Properties provide the convenience of public data members without the risks that come with unprotected, uncontrolled, and unverified access to an object's data. This is accomplished through accessors: special methods that assign and retrieve values from the underlying data member. The set accessor enables data members to be assigned, and the get accessor retrieves data member values.
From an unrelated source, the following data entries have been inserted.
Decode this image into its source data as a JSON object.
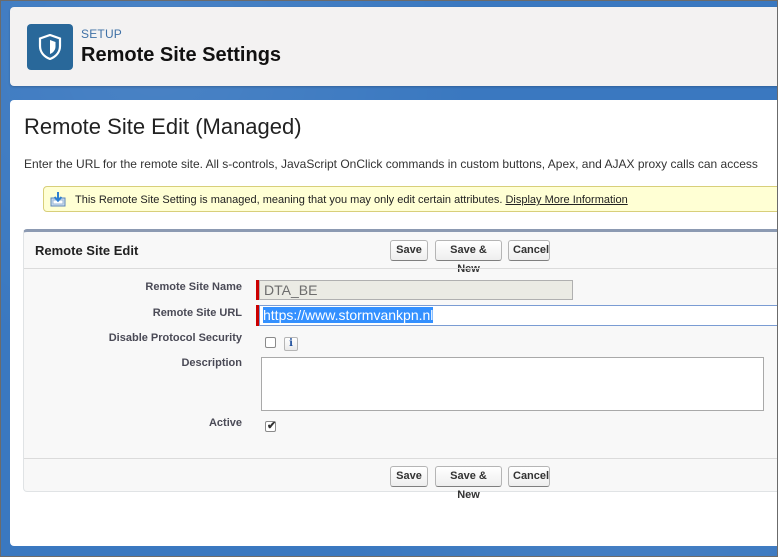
{
  "header": {
    "eyebrow": "SETUP",
    "title": "Remote Site Settings",
    "icon": "shield-icon"
  },
  "page": {
    "title": "Remote Site Edit (Managed)",
    "intro": "Enter the URL for the remote site. All s-controls, JavaScript OnClick commands in custom buttons, Apex, and AJAX proxy calls can access"
  },
  "notice": {
    "text": "This Remote Site Setting is managed, meaning that you may only edit certain attributes.",
    "link": "Display More Information",
    "icon": "download-info-icon"
  },
  "panel": {
    "title": "Remote Site Edit",
    "buttons": {
      "save": "Save",
      "save_new": "Save & New",
      "cancel": "Cancel"
    }
  },
  "form": {
    "name_label": "Remote Site Name",
    "name_value": "DTA_BE",
    "url_label": "Remote Site URL",
    "url_value": "https://www.stormvankpn.nl",
    "protocol_label": "Disable Protocol Security",
    "protocol_checked": false,
    "info_glyph": "i",
    "description_label": "Description",
    "description_value": "",
    "active_label": "Active",
    "active_checked": true,
    "active_mark": "✔"
  },
  "colors": {
    "header_icon_bg": "#29689a",
    "required": "#cc0000",
    "selection": "#3390ff"
  }
}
This sample shows a Person class that has two properties: Name (string) and Age (int). Both properties provide get and set accessors, so they are considered read/write properties.


class Person
{
    private string name = "N/tcA";
    private int age = 0;

    // Declare a Name property of type string:
    public string Name
    {
        get
        {
            return name;
        }
        set
        {
            name = value;
        }
    }

    // Declare an Age property of type int:
    public int Age
    {
        get
        {
            return age;
        }

        set
        {
            age = value;
        }
    }

    public override string ToString()
    {
        return "Name = " + Name + ", Age = " + Age;
    }
}

class TestPerson
{
    static void Main()
    {
        // Create a new Person object:
        Person person = new Person();

        // Print out the name and the age associated with the person:
        Console.WriteLine("Person details - {0}", person);

        // Set some values on the person object:
        person.Name = "Joe";
        person.Age = 99;
        Console.WriteLine("Person details - {0}", person);

        // Increment the Age property:
        person.Age += 1;
        Console.WriteLine("Person details - {0}", person);

        // Keep the console window open in debug mode.
        Console.WriteLine("Press any key to exit.");
        Console.ReadKey();
    }
}
/* Output:
    Person details - Name = N/tcA, Age = 0
    Person details - Name = Joe, Age = 99
    Person details - Name = Joe, Age = 100
*/


In the previous example, the Name and Age properties are public and include both a get and a set accessor. This allows any object to read and write these properties. It is sometimes desirable, however, to exclude one of the accessors. Omitting the set accessor, for example, makes the property read-only:


public string Name
{
    get
    {
        return name;
    }
}


Alternatively, you can expose one accessor publicly but make the other private or protected. For more information, see Asymmetric Accessor Accessibility.

Once the properties are declared, they can be used as if they were fields of the class. This allows for a very natural syntax when both getting and setting the value of a property, as in the following statements:


person.Name = "Joe";
person.Age = 99;


Note that in a property set method a special value variable is available. This variable contains the value that the user specified, for example:


name = value;


Notice the clean syntax for incrementing the Age property on a Person object:


person.Age += 1;


If separate set and get methods were used to model properties, the equivalent code might look like this:

person.SetAge(person.GetAge() + 1); 

The ToString method is overridden in this example:


public override string ToString()
{
    return "Name = " + Name + ", Age = " + Age;
}


Notice that ToString is not explicitly used in the program. It is invoked by default by the WriteLine calls.